I was immediately sucked into the fresh energetic voice. It's sort of like a Quebecois Alias Grace.  The impressionistic imagery is memorable -- like a Bergman film with acres of snow and gushing blood and women moaning.  Like a premenstrual scream.  The three old aunts clutching their rosaries, the overturned sleigh and the kiss in the snow.  Heightened emotions, heightened passions. But then the story gets repetitive, the narrative drenched in estrogen.  I got it - society wants to constrain Elisabeth, to make her take her place as a docile possession.  Eventually, the attempts of this trio to knock off Antoine start to take on a Three Stooges quality. And it’s not quite clear how Elisabeth ended up being so respectable.





Sunday, November 8, 2015

Binary Star by Sarah Gerard



American road trip with an anorexic and an alcoholic.

The nameless narrator and her drugged up boyfriend John, aspiring vegan warriors, travel across the United States. She is anorexic, anxious, obsessed with celebrity photos. She is also a student of astronomy. Images of stars and galactic processes permeate the story. The reader learns that John is a egocentric clod. As the novel progresses, the narrator loses touch with reality. Will she survive?

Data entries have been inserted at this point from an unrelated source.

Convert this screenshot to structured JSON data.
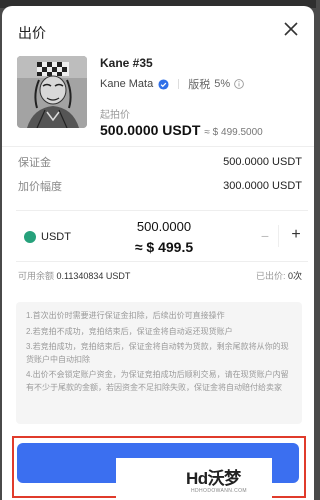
{
  "header": {
    "title": "出价"
  },
  "nft": {
    "name": "Kane #35",
    "creator": "Kane Mata",
    "royalty_label": "版税",
    "royalty_value": "5%",
    "start_price_label": "起拍价",
    "start_price": "500.0000 USDT",
    "start_price_approx": "≈ $ 499.5000"
  },
  "summary": {
    "deposit_label": "保证金",
    "deposit_value": "500.0000 USDT",
    "increment_label": "加价幅度",
    "increment_value": "300.0000 USDT"
  },
  "bid": {
    "currency": "USDT",
    "amount": "500.0000",
    "approx": "≈ $ 499.5",
    "minus": "−",
    "plus": "+"
  },
  "balance": {
    "available_label": "可用余额",
    "available_value": "0.11340834 USDT",
    "bid_count_label": "已出价:",
    "bid_count_value": "0次"
  },
  "rules": [
    "1.首次出价时需要进行保证金扣除，后续出价可直接操作",
    "2.若竞拍不成功，竞拍结束后，保证金将自动返还现货账户",
    "3.若竞拍成功，竞拍结束后，保证金将自动转为货款，剩余尾款将从你的现货账户中自动扣除",
    "4.出价不会锁定账户资金，为保证竞拍成功后顺利交易，请在现货账户内留有不少于尾款的金额，若因资金不足扣除失败，保证金将自动赔付给卖家"
  ],
  "watermark": {
    "text": "Hd沃梦",
    "sub": "HDHODOWANN.COM"
  },
  "colors": {
    "accent": "#3b6ff0",
    "highlight": "#e03b2b",
    "usdt": "#26a17b"
  },
  "icons": {
    "close": "close-icon",
    "verified": "verified-badge-icon",
    "info": "info-icon",
    "coin": "usdt-coin-icon"
  }
}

I wasn’t really sucked into this one. I have read other stories about compulsive people, but I need to care about them. John is repellent, and the narrator keeps excusing John’s awful behavior, and pining away. The road trip structure is the only thing keeping the story moving, so the book, although short and lyrically poetic, bogs down because the same scene happens over and over again. She won’t eat, he insults one of her friends, they have a mini breakdown in the car. What makes the reader stick with a character? Maybe the character having a lot of energy? And these two really don’t. This could have made a good yet depressing short story with a nifty metaphorical structure. Instead the conceit was stretched into a slight and repetitive novel. It did make me think about anorexia being an infectious disease; the agent being society.






Sunday, November 1, 2015

Half of A Yellow Sun by Chimamanda Ngozi Adichie


Family and friends struggle through the Biafran war

Wealthy western educated twin sisters Olanna and Kainene, and their partners, Odenigbo and Richard, join the infant state of Biafra, formed by the Igbo people of eastern Nigeria after an ethnic massacre. But things don’t go so well after civil war erupts and Nigeria blocks food shipments across the border. The four of them, along with sensitive houseboy Ugwu, must bid farewell to their affluent lifestyle and come to grips with war and privation.

This reminded me a little of War and Peace: the happy life, the transforming upheaval of war, the heroism found in unlikely places. The ambition and the quiet artistry. Adichie is a great storyteller – the tale moves right along, although the different time frames of the story confused me at first. She does a good job of tightening the noose, making the reader dread what will happen next and be unable to turn away. It’s historical fiction, but it’s also about the folly of the human heart and how easily things spin out of control.

The center of the story is Olanna, the beautiful twin, lover of the charismatic profession Odenigbo and sister to severe silent Kainene. Kainene doesn’t seem completely fully developed, that’s why it’s a little hard to figure out why anxious Brit Richard is so in love with her. The use of food to illustrate how far these Igbo professors have fallen works really well: the descriptions of elaborate dinner parties in the first part of the book, coupled with the meals of roasted insects and lizards in the last part of the book.

At times, because of the subject matter, that is, the bombing of starving children and the way the world ignored it, the book grew excruciating to read.  Americanah was more relaxed, messier and more fun. This was formal and deadly serious.